In a long term the whole configuration would be much easier and more portable across different databases if the jdbc persistence service would:

  • assume that SQL backend, by default, is not case-sensitive,
  • use item names and store them in database without any extra logic (lowercase, prefix, suffix),
  • in the rare cases when two item names become the same after using case-insensitive string comparison - then there could be an option to explicitly set the name which will be used when storing in any case-insensitive persistent service.

You are right, it seems the description for these two options could be reworked for clarity. Would you be willing to create a PR proposing such improvement?

I’m not sure what you mean exactly by “touches”, but it mentions those suffixes because the difference it makes is to get rid of them:

tableUseRealItemNames tableCaseSensitiveItemNames Result
false false item0001
true false myitem_0001
true true MyItem

You hit the nail on the head here, as case-sensitive item names is the reason for all this fuzz.
How would you actually manage that? I fear this could quickly turn into a nightmare, but I would be happy review a PR if you could find a proper solution for that.

I’ll think of it.

Please have a look at the code:

    private String formatTableName(String itemName, int itemId) {
        if (configuration.getTableCaseSensitiveItemNames()) {
            return itemName;
        } else {
            return itemName.toLowerCase() + "_" + getSuffix(itemId);
                                         ^^^^^^^^^^^^^^^^^^^^^^^^^^
        }
    }

the underscore and getSuffix() seesm to be unrelated to case-sensitivity.
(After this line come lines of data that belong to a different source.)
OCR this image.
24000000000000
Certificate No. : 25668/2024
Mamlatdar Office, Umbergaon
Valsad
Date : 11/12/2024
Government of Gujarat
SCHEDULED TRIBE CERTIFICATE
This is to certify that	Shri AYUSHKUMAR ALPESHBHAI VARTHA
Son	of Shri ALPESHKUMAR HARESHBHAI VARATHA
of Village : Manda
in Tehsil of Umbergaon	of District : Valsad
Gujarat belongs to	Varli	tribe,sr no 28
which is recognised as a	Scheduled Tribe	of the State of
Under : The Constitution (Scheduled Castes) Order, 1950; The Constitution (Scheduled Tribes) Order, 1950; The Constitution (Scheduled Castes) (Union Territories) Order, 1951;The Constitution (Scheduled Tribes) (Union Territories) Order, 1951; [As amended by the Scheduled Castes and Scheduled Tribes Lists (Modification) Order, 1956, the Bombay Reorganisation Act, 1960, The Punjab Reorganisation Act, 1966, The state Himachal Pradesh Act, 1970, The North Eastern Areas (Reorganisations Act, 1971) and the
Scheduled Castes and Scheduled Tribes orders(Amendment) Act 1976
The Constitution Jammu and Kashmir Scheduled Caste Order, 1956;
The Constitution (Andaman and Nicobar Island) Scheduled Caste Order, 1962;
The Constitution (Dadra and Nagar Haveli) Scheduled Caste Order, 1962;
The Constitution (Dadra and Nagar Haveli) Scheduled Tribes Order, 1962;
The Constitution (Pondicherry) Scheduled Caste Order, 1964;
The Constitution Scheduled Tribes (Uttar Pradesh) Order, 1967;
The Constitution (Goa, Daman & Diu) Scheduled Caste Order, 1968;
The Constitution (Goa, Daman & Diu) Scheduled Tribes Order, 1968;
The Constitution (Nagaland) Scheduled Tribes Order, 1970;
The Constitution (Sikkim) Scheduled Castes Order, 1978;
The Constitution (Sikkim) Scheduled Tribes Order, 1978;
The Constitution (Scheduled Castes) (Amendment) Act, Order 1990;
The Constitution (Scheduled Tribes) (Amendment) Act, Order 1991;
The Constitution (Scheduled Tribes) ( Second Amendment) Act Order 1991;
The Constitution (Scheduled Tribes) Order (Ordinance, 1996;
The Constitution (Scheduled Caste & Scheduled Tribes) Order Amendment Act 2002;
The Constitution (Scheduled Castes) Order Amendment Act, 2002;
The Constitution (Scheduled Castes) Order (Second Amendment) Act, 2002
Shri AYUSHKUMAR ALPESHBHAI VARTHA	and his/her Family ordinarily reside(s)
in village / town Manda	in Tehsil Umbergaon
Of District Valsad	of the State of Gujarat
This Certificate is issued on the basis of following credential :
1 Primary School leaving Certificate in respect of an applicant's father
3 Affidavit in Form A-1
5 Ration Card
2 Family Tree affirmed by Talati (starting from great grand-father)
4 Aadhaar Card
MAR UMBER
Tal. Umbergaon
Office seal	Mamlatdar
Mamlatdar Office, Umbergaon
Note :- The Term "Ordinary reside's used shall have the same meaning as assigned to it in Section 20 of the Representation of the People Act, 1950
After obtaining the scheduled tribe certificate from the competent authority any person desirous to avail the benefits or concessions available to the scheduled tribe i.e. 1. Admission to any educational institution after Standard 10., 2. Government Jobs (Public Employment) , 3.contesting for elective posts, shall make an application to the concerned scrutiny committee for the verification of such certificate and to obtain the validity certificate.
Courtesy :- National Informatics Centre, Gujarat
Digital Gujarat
I’ve prepared a [jdbc] Introduce configurable quotation by dwrobel · Pull Request #18423 · openhab/openhab-addons · GitHub that intorduces new tableDoubleQuotedTableNames configuration option which with the following setup:

tableUseRealItemNames=true
tableCaseSensitiveItemNames=true
tableDoubleQuotedTableNames=false

allow me to get rid of the double quotes (successfully tested with postgresql 16.3 and timescaldb 2.18.2). It’s full backward compatible, so hopefully shouldn’t affect any existing installation.
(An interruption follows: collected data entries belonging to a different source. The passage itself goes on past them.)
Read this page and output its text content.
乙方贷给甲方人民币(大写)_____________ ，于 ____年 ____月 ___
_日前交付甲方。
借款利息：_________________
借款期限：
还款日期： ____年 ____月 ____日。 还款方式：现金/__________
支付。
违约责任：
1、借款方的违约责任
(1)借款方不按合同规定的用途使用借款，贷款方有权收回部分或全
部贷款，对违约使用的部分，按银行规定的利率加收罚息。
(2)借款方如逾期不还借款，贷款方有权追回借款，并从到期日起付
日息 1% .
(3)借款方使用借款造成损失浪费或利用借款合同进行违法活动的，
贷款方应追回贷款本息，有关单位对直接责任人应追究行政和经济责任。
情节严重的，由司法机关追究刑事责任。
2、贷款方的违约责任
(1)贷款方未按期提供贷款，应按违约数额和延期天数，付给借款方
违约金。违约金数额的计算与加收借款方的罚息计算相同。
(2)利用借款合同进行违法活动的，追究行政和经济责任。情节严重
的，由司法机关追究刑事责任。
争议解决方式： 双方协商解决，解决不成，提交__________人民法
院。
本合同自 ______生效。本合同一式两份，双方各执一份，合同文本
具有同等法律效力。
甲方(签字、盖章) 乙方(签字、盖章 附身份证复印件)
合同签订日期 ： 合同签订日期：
When looking at this table from my last post, we can see the relation:

tableUseRealItemNames tableCaseSensitiveItemNames Result
false false item0001
true false myitem_0001
true true MyItem

We’ll need a few more lines for the complete picture:

So the suffix is only added when tableUseRealItemNames is true and tableCaseSensitiveItemNames is false, i.e. the second row in the table.

To describe it in a different way, it’s the legacy way of solving the case-sensitivity mapping issue.